I walked to the car and sat in the dark. When he finally came out, he brought a shield instead of comfort.

“Are you okay?”

“I’m in pain,” I said. “And I don’t fancy sitting there being uncomfortable while you two have a private chat. It’s rude.”

The explosion was instantaneous. He screamed, calling me irrational. Crazy. He defended his “need” to talk to Paelah with a ferocity he never once showed for my comfort. He pulled out of the driveway too fast. “You’ve done this, mate. This is all you. We’re done.”

I turned my face to the window. I didn’t argue. There’s a moment in every unravelling where you stop trying to hold the threads together. You just let them fall.

He slammed the brakes at a junction. “You can go this way,” he snapped, pointing left, “or that way,” pointing right.

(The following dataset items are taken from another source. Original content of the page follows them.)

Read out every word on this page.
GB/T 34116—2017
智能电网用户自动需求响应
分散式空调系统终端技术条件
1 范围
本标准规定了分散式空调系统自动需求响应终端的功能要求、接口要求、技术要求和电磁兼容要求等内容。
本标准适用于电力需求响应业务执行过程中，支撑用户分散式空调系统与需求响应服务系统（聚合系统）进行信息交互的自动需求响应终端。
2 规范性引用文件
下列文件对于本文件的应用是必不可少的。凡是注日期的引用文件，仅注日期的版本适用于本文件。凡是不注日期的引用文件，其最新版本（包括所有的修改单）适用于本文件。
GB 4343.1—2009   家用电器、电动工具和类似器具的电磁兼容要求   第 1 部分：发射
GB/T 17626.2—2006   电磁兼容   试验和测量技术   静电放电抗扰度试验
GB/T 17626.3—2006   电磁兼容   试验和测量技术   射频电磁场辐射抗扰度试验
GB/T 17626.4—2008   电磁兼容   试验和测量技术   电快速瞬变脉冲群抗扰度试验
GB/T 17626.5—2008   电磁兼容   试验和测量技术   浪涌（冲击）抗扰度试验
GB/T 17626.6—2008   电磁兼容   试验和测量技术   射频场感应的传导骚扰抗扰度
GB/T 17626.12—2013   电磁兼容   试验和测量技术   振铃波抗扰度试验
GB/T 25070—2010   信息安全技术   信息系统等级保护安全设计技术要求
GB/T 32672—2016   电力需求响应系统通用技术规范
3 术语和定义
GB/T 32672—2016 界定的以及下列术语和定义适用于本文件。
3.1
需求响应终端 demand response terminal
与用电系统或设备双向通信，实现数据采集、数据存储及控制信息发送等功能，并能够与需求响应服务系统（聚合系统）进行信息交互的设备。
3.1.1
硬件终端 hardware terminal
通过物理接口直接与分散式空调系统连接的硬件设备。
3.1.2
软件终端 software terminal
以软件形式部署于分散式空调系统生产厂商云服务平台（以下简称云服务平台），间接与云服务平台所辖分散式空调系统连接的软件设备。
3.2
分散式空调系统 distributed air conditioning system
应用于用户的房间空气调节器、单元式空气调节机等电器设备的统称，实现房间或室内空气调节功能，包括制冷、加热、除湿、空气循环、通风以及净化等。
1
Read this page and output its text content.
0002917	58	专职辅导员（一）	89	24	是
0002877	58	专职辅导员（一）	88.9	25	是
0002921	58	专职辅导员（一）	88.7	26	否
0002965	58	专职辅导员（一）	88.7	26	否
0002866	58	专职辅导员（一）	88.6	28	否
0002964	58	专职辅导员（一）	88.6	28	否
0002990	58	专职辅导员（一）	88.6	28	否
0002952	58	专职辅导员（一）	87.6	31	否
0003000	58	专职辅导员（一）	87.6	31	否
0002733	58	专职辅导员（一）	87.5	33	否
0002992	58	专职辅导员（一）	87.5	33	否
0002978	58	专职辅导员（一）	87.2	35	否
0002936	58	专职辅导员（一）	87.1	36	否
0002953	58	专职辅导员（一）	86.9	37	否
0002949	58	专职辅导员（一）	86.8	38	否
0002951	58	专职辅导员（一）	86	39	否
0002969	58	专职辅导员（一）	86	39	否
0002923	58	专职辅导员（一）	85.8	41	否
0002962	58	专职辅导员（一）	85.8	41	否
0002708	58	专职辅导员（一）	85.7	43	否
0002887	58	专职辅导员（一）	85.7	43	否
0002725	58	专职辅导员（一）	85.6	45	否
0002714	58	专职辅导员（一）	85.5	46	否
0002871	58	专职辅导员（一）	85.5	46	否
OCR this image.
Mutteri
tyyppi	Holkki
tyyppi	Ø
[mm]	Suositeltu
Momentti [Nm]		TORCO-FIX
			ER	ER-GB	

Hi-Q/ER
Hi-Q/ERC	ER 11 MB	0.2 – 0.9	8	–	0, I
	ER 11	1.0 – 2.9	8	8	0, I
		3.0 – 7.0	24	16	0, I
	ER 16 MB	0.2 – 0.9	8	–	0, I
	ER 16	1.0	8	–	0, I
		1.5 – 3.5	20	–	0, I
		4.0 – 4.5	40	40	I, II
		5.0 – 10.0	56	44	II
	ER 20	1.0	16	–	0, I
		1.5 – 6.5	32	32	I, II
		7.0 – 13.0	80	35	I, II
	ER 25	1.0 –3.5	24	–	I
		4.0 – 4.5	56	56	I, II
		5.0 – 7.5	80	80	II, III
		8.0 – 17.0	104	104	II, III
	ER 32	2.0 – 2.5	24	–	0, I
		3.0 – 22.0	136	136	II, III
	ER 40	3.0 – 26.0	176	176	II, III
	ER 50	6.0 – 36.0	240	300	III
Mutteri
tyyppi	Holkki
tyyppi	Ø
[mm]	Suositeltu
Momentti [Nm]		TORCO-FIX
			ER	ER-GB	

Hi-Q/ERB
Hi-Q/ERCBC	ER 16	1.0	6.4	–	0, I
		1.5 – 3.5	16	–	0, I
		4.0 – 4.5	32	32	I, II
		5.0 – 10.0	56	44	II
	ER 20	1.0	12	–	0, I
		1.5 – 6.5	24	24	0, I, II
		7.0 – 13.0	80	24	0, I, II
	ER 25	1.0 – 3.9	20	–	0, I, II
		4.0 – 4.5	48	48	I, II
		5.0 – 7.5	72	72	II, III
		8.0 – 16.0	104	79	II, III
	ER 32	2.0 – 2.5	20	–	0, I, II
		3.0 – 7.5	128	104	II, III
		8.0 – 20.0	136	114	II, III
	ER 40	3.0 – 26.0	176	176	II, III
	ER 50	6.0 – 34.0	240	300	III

I stared at him, genuinely confused. He didn’t explain. He simply cut the wheel hard, swerving across the opposing lane as the tyres shrieked. He dropped me at the house we’d spent the day painting—the house I was locked out of. He knew the drive to Evergreen Cove was long and dangerous in the dark. He didn't care. He sped off, tyres skidding on a strip of road where children and wildlife play.

The drive to Evergreen Cove was sixty minutes of pure terror. CRPS flared like a biological wildfire. But beneath the agony, clarity arrived. He didn’t care that I was in pain, or locked out, or that my vision was blurring. He cared about winning. He cared about protecting his ego. And I had been shrinking myself to make room for that.

Forty-five minutes in, my phone buzzed: Babe we had plans for tomorrow.

Plans. As if plans could erase the screaming. As if plans could erase the smirk. Almost. Almost cared. Almost tried. Almost loved. Almost is never enough.

The lights of Evergreen Cove appeared—soft, warm, familiar. I wasn’t mourning him. I was mourning the parts of myself I had misplaced trying to make "almost" feel like enough. But I found her again—in the silence, in the pain, in the clarity.

I was the long-distance relationship that needed to come home. And I finally did.